Schalla-Prozess: Angeklagter bleibt in Haft

Der Angeklagte im Gerichtssaal mit einem Verteidiger

Schalla-Prozess: Angeklagter bleibt in Haft

Von Jürgen Kleinschnitger

  • Angeklagter bleibt in Haft
  • Gericht sieht Fluchtgefahr
  • Urteil im Dezember erwartet

Der Angeklagte Ralf. H im Prozess um den Mord an Nicole Denise Schalla bleibt weiter in Haft. Das hat das Landgericht am Mittwoch (30.10.2019) entschieden. Am Montag (28.10.2019) hatten Ralf H.s Verteidiger gefordert, den Angeklagten freizulassen. Die DNA von Ralf H. sei rechtswidrig in der DNA-Datenbank gespeichert gewesen – wegen einer anderen Tat, so die Verteidiger.

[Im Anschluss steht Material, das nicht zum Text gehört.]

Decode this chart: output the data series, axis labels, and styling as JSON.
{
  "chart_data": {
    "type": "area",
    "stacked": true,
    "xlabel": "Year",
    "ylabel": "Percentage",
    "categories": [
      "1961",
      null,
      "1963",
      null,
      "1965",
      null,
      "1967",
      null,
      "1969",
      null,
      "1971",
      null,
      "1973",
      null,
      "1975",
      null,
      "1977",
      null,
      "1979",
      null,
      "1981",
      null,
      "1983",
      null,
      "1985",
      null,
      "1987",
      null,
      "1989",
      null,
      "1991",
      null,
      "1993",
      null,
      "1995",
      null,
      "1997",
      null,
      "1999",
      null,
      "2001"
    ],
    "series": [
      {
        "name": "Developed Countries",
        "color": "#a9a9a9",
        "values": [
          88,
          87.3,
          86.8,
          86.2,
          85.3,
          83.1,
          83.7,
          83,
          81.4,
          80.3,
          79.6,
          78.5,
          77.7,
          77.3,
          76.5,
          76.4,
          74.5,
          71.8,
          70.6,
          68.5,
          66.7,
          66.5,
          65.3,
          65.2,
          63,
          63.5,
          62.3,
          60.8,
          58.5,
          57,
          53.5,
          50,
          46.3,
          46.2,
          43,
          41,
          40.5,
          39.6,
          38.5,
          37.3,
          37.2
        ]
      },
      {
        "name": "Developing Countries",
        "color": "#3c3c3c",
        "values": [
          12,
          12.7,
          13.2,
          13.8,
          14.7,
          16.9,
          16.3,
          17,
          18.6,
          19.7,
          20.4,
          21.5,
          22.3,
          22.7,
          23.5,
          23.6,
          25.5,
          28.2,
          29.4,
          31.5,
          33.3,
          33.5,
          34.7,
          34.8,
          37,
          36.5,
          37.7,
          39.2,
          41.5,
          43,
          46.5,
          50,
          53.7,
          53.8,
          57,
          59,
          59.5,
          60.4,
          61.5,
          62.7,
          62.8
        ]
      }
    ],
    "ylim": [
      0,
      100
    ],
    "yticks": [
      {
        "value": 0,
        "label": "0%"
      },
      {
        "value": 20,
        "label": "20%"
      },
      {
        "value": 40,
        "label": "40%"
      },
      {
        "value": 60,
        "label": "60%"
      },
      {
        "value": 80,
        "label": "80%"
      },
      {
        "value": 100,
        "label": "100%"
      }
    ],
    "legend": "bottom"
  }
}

Gericht sieht Fluchtgefahr

Der Vorsitzende der Kammer sieht das anders und hat angemerkt, dass Ralf H. bis 2011 in Sicherungsverwahrung war und daher seine DNA-Speicherung gerechtfertigt gewesen sei. Außerdem sei der Angeklagte aufgrund der bisherigen Beweisaufnahme dringend tatverdächtig. Daher bestehe Fluchtgefahr. Deswegen sei die lange Untersuchungshaft seit Sommer 2018 angemessen.

Dem Angeklagten droht eine lebenslängliche Freiheitsstrafe. Ihm wird vorgeworfen, die damals 16-jährige Nicole Denise Schalla am 14.10.1993 auf ihrem Heimweg erwürgt zu haben. Zwei DNA-Spuren belasten Ralf H. Diese wurden auf Folien entdeckt, mit der 1993 Spuren an der erwürgten 16-Jährigen gesichert wurden. Die DNA wurde im unbekleideten Leistenbereich und am Oberschenkel von Nicole entdeckt.

Urteil im Dezember erwartet

Die Ermittler kamen im Sommer 2018 auf Ralf H., weil die durch neue Analysemethoden entdeckte DNA durch die DNA-Datenbank lief. Das Urteil wird für Anfang Dezember erwartet.